Researchers from the University of Bradford, in collaboration with the Francis Crick Institute and University College London (UCL), have uncovered groundbreaking insights into the evolution of Borrelia recurrentis—the bacterium responsible for recurring fever—through ancient DNA analysis of human remains from across England.
The study identified traces of Borrelia recurrentis in four samples dating between 2,300 and 600 years ago. These samples were collected from archaeological sites in Canterbury (Kent), Poulton (Cheshire), South Gloucestershire, and notably from Wetwang Slack in East Yorkshire, where a female skeleton contributed significantly to this discovery.
Borrelia recurrentis is a bacterial pathogen typically transmitted by lice rather than ticks, causing relapsing fever—a disease characterized by repeated episodes of high fever. While related to the bacteria causing Lyme disease, it is mostly seen today in overcrowded and unsanitary conditions such as refugee camps.
The research reveals that over millennia, the bacterium evolved and shifted its vector from ticks to lice. This transition appears to coincide with key changes in human society—namely, living in closer quarters and the emergence of wool trading—which may have facilitated its spread.
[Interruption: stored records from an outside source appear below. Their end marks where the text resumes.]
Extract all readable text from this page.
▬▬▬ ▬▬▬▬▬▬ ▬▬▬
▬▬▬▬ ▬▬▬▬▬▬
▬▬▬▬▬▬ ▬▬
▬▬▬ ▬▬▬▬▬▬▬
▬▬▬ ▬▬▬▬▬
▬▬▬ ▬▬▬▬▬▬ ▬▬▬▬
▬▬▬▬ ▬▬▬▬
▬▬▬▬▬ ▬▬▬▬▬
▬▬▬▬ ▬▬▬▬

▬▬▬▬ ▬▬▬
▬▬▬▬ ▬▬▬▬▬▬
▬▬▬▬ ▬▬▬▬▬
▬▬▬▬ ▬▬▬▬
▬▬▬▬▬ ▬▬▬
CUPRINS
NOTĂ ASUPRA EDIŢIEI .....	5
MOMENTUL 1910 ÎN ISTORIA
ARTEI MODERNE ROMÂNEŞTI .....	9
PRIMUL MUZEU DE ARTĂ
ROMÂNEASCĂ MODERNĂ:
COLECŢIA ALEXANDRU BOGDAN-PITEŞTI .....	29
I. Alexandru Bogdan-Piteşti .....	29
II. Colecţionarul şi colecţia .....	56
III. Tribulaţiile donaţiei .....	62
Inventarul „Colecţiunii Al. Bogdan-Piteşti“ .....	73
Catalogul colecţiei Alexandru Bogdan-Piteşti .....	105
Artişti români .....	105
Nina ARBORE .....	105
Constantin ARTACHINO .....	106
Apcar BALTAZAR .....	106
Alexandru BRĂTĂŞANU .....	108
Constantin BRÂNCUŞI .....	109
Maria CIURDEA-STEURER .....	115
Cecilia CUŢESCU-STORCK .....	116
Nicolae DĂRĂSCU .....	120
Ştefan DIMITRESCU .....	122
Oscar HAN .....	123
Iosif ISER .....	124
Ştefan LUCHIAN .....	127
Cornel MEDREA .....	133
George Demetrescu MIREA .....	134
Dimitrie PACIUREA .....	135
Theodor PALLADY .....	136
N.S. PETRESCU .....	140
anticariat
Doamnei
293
Dr. Jo Buckberry from the University of Bradford’s Department of Archaeology and Forensic Science expressed her enthusiasm:
“Detecting diseases in ancient skeletons that leave no visible traces is like traveling back in time. Linking Bradford’s historic wool trade with the evolutionary story of this bacterium is truly thrilling. It’s fascinating to see how changes in human lifestyle influenced the complex dance between microbes and their hosts.”
Dr. Pontus Skoglund, group leader at the Francis Crick Institute’s Ancient Genomics Laboratory, added:
“Understanding how these bacteria became more virulent and adapted over time is crucial—not just for history, but for anticipating future disease threats. Observing how human societal changes have co-evolved with pathogens offers vital clues about how diseases might evolve going forward. These findings open a window into the intricate relationship between microbes and humans.”
This research not only sheds light on the evolutionary history of infectious diseases but also highlights the powerful synergy between archaeology and genetic science—paving the way for future breakthroughs in understanding human health through time.